Review: The Secret Subway is an absorbing nonfiction picture book about the first creation of a subway in New York City. It is a story that I had never heard about. In the 1860s, Alfred Ely Beach found a solution to New York City's crowded streets and invented the first underground train which went back and forth in a 294 foot tunnel. He oversaw the building of a short tunnel, a single car, the machinery to make it move, and a luxurious underground waiting room, complete with a fountain.
  The creation of the subway was incredible and I loved the full page spread which shows spread shows the car traveling to the right of the page, then back to the left, its momentum causing the wide-eyed, elaborately dressed passengers to sway. Of course inevitable corruption derailed the project and the story was long forgotten until now. While the topic of trains may not thrill younger readers, the illustrations for this picture book by Chris Sickels are incredible. The images are made out of stylized clay figures and furnishings that are exquisite in details. The lightning and color choices makes the illustrations pop off the page as if the reader was watching a movie instead of reading a book.   

Rating: 4 stars

Words of Caution: None. Recommended for Grades 1 and up.
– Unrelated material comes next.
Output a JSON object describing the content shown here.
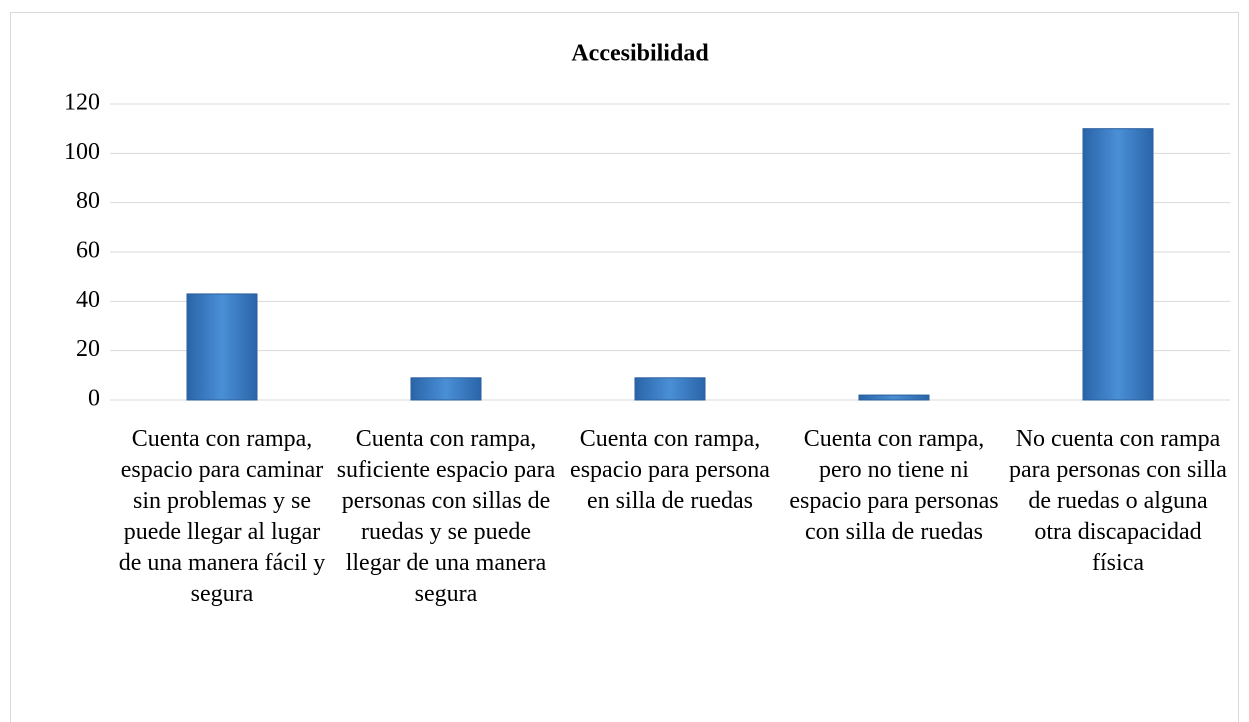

If you like this book try: Sky High by Monica Kulling, Subway story by Sarcone-Roach, Julia.

Description: This picture book biography tells the true story of Emmanuel Ofosu Yeboah, who bicycled across Ghana--nearly 400 miles--with only one leg. With that achievement he forever changed how his country treats people with disabilities, and he shows us all that one person is enough to change the world.
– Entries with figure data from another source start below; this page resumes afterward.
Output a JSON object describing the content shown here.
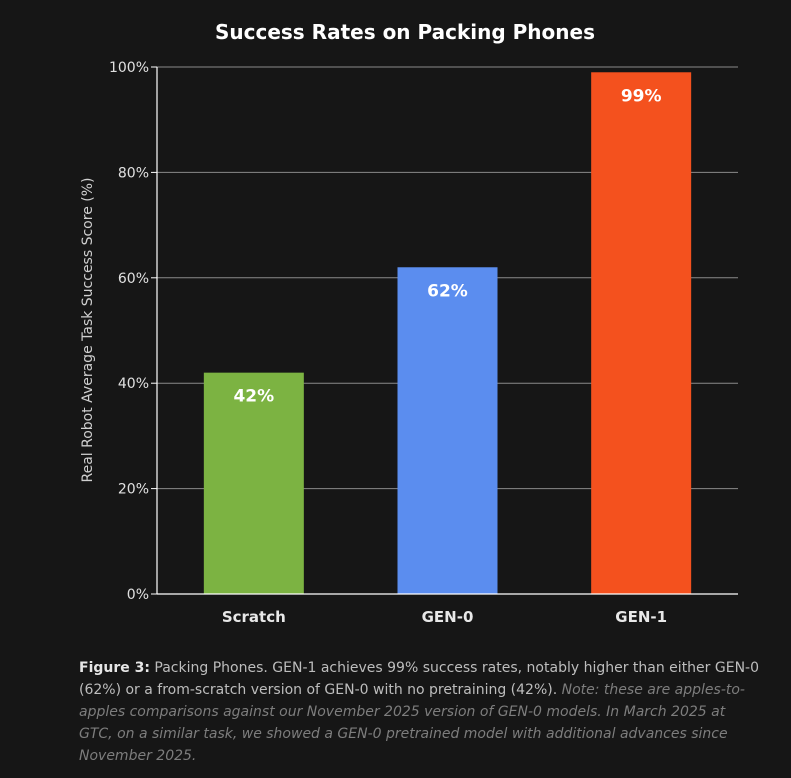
{
  "chart_data": {
    "type": "bar",
    "title": "Success Rates on Packing Phones",
    "ylabel": "Real Robot Average Task Success Score (%)",
    "xlabel": "",
    "ylim": [
      0,
      100
    ],
    "yticks": [
      "0%",
      "20%",
      "40%",
      "60%",
      "80%",
      "100%"
    ],
    "ytick_values": [
      0,
      20,
      40,
      60,
      80,
      100
    ],
    "grid": true,
    "categories": [
      "Scratch",
      "GEN-0",
      "GEN-1"
    ],
    "values": [
      42,
      62,
      99
    ],
    "data_labels": [
      "42%",
      "62%",
      "99%"
    ],
    "colors": [
      "#7cb342",
      "#5b8def",
      "#f4511e"
    ]
  },
  "caption": {
    "figure_label": "Figure 3:",
    "text": " Packing Phones. GEN-1 achieves 99% success rates, notably higher than either GEN-0 (62%) or a from-scratch version of GEN-0 with no pretraining (42%). ",
    "note": "Note: these are apples-to-apples comparisons against our November 2025 version of GEN-0 models. In March 2025 at GTC, on a similar task, we showed a GEN-0 pretrained model with additional advances since November 2025."
  }
}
Review: Emmanuel's Dream is an inspirational picture book biography of Emmanuel Ofosu Yeboah, was born in rural Ghana in 1977 with only one functional leg and who grew up to become a national hero and disabilities activist. Readers learn of Emmanuel's challenges and achievements, both large and small. His mother had to carry him in order to attend school and once he became to heavy, he had to hop to and from school. In order to make friends, Emmanuel had to save money in order to buy a soccer ball and made a condition that others could play with the ball so long as he could play too while using crutches. He also learned how to ride a bike, which brought him national attention. As a young man, he embarked on an astounding 400-mile bicycle ride through Ghana, raising awareness and spreading his message that "being disabled does not mean being unable."
  The text is simple, well paced, and clearly written. Qualls's mixed-media art are quite nice and matches its upbeat tone. Soft blues and greens, bright oranges, and hot pinks are set against light-pastel painted backgrounds, effectively conveying mood and emotion. This story is sure to inspire many young readers and remind us that disabilities does not equate with restrictions.

Rating: 4 stars

Words of Caution: None. Recommended for Grades K-3.

If you like this book try: A Boy and a Jaguar by Alan Rabinowitz and My Story, My Dance by Lesa Cline-Ransome
2 Responses
  1. Both of these books sound good for different reasons. The Ghana story is inspirational and will connect with many children who are differently abled. And I find the underground story fascinating.

  2. Thank you for taking the time to review Emmanuel’s Dream, Rummanah. I’m glad you enjoyed it!